Die Methode Mad, Sad, Glad kann sehr hilfreich sein beim Bewusstmachen und der Bewertung dessen, was im letzten Sprint passiert ist. Ist die Sprintdauer 4 Wochen oder länger, ist es nicht immer einfach sich vor Augen zu führen, welche Ereignisse den Ablauf beeinflusst haben. Daher ist das Ziel der Methode die Beschaffung und Bewertung von Informationen über das, was im letzten Sprint passiert ist.

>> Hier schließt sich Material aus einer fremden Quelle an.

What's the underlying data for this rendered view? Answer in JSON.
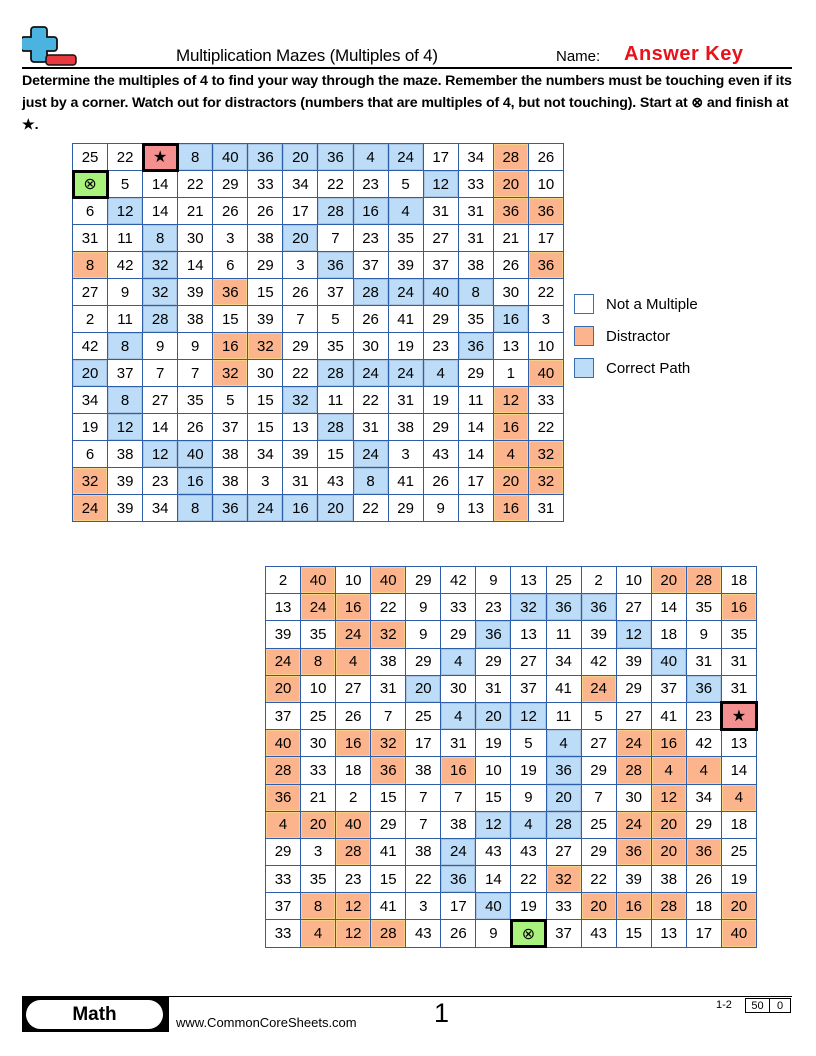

Da der Mensch sich am besten an Ereignisse in Verbindung mit Gefühlen erinnern kann, wollen wir eine Bewertungsmethode vorstellen, welche genau diese Eigenschaft benutzt.

Das Team ruft Ereignisse des Sprints anhand der damit verbundenen Gefühle ab

Nachdem im ersten Teil der Retrospektive bereits der allgemeine Gefühlszustand des Teams ermittelt wurde, wird diesem nun durch die Mad, Sad, Glad-Methode weiter auf den Grund gegangen.

Mad, Sad und Glad steht im übertragenen Sinne für „verärgert“, „unglücklich“ und „glücklich“. Diese beschreiben extreme Gefühlszustände, welche die Teammitglieder mit Ereignissen des vergangenen Sprints in Verbindung bringen sollen. Wichtig ist hierbei, dass jeder seine eigene Gefühlswelt mitbringt und somit Ereignisse ggf. unterschiedlich bewertet. Durch das Anwenden dieser Methode, lässt sich feststellen, dass Ereignisse hervorgehoben und auch anders bewertet werden.

Für jeden Gefühlszustand ein Flipchart!

Voraussetzungen der Bewertungsmethode Mad, Sad, Glad

Nachdem die grundlegende Idee erläutert wurde, bewaffnen sich alle Teammitglieder mit Post-its und Stiften . Der Moderator sollte 3 Flipcharts vorbereiten– je eins für jeden Gefühlszustand.. Im nächsten Schritt schreibt jedes Teammitglied die Ereignisse des Sprints auf, welche, nach eigener Bewertung, zu den jeweiligen Gefühlszuständen, Mad, Sad und Glad, passen. Hierfür sollten 10 Minuten ausreichen. Daraufhin befestigen die Teilnehmer die Post-its der Reihe nach an den Flipcharts. Bei thematischen Überschneidungen, bildet das Team Cluster und benennt diese bei Bedarf um.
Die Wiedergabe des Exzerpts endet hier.